Problem No. 17 – Zoe has a solution that is 75% sulfuric acid and a solution that is 25% sulfuric acid. How much of each should she use to obtain 400 ml of a solution that is 45% sulfuric acid.
Make a chard with three rows and three columns.
No. of ml %(dec.) Amt. of pure acid
75% x .75 .75x
25% y .25 .25y
45% 400 .45 180
Remember the (%) is always changed to a decimal when working the problem. The third column is derived from the product of the numbers or letters in the first column and the second column in each row. The first equation comes from the first column and the second equation comes from the third column.
x + y = 400
.75x + .25y = 180 multiply this equation by 100
75x + 25y = 18000 divide by 25
3x + y = 720
-1(x + y = 400) Multiply the first equation by -1 and add to the second equation to get rid of the y.
3x + y = 720
-x - y = -400
2x = 320
x = 160 no. of ml of the 75% solution to be added.
160 + y = 400 substituting into the first equation.
y = 240 no. of ml of the 25% solution to be added.
I will let you check it.

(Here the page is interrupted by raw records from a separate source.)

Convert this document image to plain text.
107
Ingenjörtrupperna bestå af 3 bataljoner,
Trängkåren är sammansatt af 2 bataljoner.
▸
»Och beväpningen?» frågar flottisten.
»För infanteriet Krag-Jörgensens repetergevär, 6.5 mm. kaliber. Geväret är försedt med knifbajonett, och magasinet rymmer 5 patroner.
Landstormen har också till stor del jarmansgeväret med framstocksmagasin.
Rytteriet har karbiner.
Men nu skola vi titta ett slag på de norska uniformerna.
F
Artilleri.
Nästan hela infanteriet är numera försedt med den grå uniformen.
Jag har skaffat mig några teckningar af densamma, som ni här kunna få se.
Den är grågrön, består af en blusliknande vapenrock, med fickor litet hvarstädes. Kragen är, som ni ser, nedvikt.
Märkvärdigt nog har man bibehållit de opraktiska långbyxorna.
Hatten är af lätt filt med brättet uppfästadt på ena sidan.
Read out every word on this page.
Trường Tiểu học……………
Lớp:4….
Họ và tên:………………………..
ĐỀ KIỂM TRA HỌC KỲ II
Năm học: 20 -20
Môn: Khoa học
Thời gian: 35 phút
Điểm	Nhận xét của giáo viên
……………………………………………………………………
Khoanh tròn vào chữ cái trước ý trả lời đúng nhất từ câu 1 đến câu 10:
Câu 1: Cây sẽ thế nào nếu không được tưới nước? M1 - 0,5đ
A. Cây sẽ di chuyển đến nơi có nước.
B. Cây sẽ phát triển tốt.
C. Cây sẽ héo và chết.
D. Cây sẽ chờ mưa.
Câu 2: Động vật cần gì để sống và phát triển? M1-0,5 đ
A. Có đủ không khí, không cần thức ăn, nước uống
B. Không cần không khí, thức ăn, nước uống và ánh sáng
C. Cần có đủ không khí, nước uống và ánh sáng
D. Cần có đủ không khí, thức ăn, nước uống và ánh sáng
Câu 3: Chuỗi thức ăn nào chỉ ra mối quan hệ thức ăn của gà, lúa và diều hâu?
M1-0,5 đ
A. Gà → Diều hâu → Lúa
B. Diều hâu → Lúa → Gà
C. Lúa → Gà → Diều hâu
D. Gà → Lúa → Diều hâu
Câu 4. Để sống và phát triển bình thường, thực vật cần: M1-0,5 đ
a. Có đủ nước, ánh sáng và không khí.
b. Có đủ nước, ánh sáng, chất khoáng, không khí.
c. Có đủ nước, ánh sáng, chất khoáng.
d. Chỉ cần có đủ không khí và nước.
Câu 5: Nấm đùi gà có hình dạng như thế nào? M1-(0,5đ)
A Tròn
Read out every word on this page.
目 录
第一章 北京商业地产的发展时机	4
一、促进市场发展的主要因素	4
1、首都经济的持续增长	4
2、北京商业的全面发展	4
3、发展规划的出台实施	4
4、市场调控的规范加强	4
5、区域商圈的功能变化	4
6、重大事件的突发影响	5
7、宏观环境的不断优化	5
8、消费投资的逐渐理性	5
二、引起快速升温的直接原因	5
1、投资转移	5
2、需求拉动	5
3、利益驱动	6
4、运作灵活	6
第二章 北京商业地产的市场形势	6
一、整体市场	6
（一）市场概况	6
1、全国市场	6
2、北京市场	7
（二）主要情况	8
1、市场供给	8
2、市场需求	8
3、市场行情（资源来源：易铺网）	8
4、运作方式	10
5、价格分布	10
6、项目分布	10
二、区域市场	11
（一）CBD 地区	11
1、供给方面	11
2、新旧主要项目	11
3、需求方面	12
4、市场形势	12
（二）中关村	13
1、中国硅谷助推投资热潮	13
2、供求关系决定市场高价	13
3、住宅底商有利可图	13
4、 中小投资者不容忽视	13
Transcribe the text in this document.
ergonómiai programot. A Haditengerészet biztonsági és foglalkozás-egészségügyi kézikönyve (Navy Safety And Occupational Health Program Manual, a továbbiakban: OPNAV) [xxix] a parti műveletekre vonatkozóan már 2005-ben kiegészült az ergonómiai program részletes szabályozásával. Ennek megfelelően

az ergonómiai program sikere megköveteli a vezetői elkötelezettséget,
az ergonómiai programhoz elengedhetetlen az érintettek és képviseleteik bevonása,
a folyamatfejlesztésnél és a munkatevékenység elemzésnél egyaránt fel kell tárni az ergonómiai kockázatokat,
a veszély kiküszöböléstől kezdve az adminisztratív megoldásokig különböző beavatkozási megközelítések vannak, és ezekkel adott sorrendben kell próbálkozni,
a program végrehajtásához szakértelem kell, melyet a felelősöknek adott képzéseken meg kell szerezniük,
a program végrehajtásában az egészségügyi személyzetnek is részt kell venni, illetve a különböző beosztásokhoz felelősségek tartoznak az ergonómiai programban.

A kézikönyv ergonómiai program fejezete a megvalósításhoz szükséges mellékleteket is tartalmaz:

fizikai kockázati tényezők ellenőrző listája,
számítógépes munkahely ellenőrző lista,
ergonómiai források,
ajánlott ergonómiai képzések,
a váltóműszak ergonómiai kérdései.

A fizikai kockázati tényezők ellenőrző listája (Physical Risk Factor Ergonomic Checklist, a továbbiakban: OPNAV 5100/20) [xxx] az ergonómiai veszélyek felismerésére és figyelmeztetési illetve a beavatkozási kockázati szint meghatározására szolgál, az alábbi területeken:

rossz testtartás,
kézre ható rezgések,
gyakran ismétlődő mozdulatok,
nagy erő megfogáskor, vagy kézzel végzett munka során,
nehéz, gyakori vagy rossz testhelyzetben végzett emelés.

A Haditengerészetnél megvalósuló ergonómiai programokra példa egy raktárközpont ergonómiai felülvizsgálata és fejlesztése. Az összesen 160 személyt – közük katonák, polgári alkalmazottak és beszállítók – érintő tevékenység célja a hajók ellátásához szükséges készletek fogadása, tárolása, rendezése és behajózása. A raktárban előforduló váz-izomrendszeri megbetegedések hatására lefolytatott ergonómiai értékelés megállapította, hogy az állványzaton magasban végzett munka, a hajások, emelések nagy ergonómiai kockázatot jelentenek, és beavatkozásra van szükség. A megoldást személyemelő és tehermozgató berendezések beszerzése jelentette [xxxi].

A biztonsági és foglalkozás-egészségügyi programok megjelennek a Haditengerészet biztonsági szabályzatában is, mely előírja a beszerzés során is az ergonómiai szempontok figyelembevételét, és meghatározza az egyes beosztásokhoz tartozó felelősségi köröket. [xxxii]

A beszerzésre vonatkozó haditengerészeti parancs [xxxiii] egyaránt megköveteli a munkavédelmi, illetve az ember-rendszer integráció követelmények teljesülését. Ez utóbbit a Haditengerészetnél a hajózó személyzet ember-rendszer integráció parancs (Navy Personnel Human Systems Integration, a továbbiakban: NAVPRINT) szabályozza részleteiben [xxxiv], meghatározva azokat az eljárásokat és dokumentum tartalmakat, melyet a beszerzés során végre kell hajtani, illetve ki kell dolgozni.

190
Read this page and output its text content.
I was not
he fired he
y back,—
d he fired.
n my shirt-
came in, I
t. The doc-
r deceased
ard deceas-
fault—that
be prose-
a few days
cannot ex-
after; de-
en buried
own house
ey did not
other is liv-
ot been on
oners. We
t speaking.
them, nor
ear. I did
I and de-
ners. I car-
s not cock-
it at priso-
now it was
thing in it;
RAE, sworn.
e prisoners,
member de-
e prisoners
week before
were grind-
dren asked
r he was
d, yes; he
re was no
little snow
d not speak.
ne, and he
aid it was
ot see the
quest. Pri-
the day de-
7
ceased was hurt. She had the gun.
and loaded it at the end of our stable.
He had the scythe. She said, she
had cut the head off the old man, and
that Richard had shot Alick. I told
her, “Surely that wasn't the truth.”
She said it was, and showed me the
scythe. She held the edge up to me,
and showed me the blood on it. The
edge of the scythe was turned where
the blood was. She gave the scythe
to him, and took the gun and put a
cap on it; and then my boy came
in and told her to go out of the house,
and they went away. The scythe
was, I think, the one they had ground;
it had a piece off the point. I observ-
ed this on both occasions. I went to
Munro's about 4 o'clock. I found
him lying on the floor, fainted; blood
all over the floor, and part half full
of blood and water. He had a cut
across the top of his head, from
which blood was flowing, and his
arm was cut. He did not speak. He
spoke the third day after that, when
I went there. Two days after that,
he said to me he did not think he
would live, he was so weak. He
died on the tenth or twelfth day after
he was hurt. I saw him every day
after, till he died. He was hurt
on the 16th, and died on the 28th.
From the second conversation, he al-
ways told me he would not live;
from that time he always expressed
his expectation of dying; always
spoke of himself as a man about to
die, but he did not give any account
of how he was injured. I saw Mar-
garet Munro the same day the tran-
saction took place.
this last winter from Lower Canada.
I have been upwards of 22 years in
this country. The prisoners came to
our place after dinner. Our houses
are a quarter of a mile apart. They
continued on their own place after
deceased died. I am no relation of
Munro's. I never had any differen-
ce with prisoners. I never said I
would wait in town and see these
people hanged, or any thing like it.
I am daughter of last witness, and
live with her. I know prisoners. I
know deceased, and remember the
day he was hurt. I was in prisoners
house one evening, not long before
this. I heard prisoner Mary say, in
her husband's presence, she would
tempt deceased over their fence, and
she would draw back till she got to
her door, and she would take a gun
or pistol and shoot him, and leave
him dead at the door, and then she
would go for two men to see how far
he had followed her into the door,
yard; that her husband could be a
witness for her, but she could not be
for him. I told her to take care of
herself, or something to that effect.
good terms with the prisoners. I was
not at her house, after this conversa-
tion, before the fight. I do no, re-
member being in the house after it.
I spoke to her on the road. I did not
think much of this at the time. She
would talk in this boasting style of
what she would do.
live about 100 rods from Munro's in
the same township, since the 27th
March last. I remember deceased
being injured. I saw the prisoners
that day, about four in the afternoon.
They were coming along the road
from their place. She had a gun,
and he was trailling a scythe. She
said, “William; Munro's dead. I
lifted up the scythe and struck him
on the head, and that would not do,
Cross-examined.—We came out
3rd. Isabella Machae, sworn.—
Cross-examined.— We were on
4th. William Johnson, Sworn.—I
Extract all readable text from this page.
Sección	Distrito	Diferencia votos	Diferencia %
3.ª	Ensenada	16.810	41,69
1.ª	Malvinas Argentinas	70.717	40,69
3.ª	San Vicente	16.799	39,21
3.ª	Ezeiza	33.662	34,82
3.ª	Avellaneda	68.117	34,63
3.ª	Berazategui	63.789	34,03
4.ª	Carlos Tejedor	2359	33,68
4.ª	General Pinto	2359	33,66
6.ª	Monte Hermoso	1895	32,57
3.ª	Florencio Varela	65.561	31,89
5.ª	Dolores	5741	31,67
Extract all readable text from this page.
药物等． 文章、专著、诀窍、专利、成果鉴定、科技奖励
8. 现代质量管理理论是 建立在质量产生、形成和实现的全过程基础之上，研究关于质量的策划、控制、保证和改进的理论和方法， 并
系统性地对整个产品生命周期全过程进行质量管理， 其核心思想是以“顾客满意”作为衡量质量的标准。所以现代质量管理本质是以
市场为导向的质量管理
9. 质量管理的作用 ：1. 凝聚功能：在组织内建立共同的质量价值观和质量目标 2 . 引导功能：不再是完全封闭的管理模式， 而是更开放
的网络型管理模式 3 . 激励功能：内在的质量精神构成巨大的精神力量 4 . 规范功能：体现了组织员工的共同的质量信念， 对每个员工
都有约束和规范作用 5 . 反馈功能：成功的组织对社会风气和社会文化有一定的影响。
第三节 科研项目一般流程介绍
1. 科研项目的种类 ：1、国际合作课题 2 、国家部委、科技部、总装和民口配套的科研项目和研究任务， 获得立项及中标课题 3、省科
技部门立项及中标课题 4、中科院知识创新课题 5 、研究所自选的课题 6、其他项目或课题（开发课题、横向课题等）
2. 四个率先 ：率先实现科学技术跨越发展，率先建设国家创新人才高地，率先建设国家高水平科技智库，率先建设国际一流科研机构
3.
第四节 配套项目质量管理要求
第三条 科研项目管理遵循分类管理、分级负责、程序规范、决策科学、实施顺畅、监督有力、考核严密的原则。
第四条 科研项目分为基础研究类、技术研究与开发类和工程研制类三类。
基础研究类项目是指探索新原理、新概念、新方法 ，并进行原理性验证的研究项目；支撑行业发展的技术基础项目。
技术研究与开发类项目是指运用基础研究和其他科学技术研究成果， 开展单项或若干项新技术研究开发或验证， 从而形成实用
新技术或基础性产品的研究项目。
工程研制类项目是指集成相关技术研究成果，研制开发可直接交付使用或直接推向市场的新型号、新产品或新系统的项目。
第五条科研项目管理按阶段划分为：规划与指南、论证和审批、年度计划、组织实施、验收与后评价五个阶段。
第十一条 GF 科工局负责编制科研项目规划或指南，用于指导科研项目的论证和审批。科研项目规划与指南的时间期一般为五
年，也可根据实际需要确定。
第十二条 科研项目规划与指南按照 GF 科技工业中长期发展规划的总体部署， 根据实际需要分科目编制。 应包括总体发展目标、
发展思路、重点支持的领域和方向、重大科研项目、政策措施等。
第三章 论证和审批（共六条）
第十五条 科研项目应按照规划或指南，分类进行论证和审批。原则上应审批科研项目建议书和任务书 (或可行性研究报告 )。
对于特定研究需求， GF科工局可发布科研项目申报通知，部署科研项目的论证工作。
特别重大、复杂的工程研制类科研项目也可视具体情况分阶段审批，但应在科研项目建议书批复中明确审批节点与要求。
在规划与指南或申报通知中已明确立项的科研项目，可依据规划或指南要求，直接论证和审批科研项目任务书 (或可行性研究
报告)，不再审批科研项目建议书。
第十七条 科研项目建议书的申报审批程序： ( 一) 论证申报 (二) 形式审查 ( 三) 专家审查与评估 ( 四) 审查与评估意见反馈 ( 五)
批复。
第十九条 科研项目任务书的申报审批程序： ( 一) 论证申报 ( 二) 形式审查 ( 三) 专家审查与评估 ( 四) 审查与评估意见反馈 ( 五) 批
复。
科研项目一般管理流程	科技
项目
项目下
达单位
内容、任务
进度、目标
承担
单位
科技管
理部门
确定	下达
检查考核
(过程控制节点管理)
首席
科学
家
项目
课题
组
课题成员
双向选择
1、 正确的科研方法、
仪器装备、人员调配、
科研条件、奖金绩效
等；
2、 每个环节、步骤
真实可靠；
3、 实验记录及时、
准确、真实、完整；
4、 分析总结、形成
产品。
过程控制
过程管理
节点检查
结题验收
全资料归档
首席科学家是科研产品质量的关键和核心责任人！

The answers are 160 ml @ 75% & 240 ml @ 25%.
Problem No. 27 – Lena has 16 pounds of coffee that sells for $6.50 per pound. If she has a second coffee that sells for $8.00 per pound, how many pounds of the second coffee should be added to the first coffee to obtain a blend that will sell for $7.00 per pound? Make a chart.
No. of lbs. Price per pound Total value in cents
$6.50 16 6.50 10400
$8.00 x 8.00 800x
$7.00 y 7.00 700y
In these problems, like the last one, the first equation comes from the first column and the second equation comes from the third column.
16 + x = y first equation
10400 + 800x = 700y second equation
104 + 8x = 7y divide second equation by 100
104 + 8x = 7(16 + x) Substitute first equation into the second equation for y and solve for x.
104 + 8x = 112 + 7x
8x - 7x = 112 - 104
x = 8
The answer is 8 lbs of coffee to be added.